The house was so much the same as it had always been, the photographs and the blankets and the paintings on the wall a brazen declaration of Before, that Dell stood in the living room for a good ten minutes, staring at Georgia’s handmade vases on the mantle above the fireplace, unable to move.
Eventually, his skin itched, and he remembered the need to bathe.
He dropped the duffel bag he’d haphazardly packed back in Oregon onto his old bed in his old bedroom upstairs. He’d told Georgia, countless times, that she could make it into something else: another studio for whatever artform she was practicing at the time; an exercise room. She scoffed each time.
“But where would you sleep when you come visit?”
He had to admit, begrudgingly, that he was grateful for her stubbornness at this precise moment. Their old couch would wreck his back, and no way was he sleeping in his mother’s bed while she slept at a hospital.
He flicked on the light in the bathroom. And frowned.
And god, heknew. HeknewGeorgia had spent months remodeling this bathroom, two years ago now, at least. She’d talked about it throughout the whole process. He shouldn’t have been surprised.
But this. This wasn’t part of his Before.
This was Georgia’s After.
And he didn’t like that, either.
He didn’t like that at all.
* * *
After a week, Dell grew tired of eating out. As in Greyfin Bay, there weren’t necessarily a lot of culinary options here to begin with. And so even though he didn’t want…to settle in here—and nothing felt more like settling in than grocery shopping—he found himself at the IGA. An IGA that wasn’t owned by Liv. An IGA where his mother had had a stroke.
He unloaded the bags in Georgia’s kitchen, added his new purchases alongside Georgia’s staples; everything was in the same place, every cabinet as he remembered. He was too tired at the end to make anything but spaghetti.
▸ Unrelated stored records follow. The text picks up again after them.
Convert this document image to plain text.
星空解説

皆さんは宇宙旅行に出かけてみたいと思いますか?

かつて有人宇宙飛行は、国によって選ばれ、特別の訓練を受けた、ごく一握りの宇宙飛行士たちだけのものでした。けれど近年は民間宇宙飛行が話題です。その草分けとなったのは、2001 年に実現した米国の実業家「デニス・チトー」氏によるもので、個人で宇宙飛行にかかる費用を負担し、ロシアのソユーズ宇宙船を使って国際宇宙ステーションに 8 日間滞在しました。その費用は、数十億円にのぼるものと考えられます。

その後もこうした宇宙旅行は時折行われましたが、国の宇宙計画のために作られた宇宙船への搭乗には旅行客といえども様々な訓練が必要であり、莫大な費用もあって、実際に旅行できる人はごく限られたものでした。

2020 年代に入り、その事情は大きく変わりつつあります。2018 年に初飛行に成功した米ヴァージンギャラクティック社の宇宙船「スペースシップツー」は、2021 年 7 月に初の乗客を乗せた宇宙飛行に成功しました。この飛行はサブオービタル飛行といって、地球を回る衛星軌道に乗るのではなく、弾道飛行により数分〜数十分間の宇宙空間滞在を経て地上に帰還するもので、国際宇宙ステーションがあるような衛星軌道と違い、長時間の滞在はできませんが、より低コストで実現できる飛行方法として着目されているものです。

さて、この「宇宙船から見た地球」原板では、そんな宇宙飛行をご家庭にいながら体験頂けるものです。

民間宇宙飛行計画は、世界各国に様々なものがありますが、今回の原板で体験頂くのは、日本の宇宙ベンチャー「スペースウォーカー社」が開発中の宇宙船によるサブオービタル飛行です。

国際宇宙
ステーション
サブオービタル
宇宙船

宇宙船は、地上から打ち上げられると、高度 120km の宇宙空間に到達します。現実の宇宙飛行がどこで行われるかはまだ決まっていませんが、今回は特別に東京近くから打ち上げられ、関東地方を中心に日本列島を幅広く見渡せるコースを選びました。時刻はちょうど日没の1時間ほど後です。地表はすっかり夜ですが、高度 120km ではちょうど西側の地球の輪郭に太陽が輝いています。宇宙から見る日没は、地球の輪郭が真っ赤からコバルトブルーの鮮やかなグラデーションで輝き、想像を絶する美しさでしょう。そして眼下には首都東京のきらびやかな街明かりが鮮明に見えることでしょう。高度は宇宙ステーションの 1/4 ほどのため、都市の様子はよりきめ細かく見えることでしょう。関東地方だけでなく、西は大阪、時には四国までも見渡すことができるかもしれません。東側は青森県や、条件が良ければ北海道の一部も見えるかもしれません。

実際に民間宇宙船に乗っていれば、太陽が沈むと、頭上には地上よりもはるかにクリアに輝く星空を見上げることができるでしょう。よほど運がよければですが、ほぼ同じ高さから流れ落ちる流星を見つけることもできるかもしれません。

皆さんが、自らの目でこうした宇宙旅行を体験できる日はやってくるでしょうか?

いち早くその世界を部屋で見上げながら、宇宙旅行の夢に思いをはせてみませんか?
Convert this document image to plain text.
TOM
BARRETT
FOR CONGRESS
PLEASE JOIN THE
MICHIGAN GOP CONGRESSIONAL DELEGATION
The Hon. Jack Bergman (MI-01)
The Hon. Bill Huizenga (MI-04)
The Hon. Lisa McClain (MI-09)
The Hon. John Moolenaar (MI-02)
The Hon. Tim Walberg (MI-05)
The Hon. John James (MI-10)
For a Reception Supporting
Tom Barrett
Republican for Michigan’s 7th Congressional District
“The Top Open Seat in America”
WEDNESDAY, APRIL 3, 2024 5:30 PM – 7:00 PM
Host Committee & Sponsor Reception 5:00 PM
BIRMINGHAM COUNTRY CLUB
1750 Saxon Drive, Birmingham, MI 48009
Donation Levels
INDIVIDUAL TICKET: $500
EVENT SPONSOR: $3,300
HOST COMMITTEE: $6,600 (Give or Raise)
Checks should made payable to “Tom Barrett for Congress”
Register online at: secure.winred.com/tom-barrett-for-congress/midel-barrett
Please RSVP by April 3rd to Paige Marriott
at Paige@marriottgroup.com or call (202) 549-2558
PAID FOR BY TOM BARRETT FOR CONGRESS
And as he sat alone at his old kitchen table, the spaghetti tasted so good he almost cried.
And then he let himself stop trying so hard.
He wanted Georgia to be better.
He wanted to see her dip her fully functioning toes into the Pacific.
He didn’t know how to be here anymore.
He ate and he cried and he fell asleep in a bed that had been too small for him for a long time, wishing for the heat of Mae Kellerman at his back, Crosby at his feet.
* * *
By the second week, Georgia still wasn’t able to eat solid food or walk without assistance, but her speech was improving.
“Go,” she said, irritated, flapping a hand at Dell. “See friends.”
Dell stared at her blankly.
“Mom,” he eventually mustered. “I?—”
“Baseball,” Georgia interrupted, even more irritated. And then, light entering her eyes, as it did when she remembered something, when the word traveled correctly from her recovering brain to her lips: “Chris.” And shooing her hand again, back to irritated: “Go.”
So. Feeling more like a child than he had in years, Dell set out to find Chris, and maybe Waylon, some of his best friends from high school, old baseball teammates, whom he hadn’t talked to in well over a decade.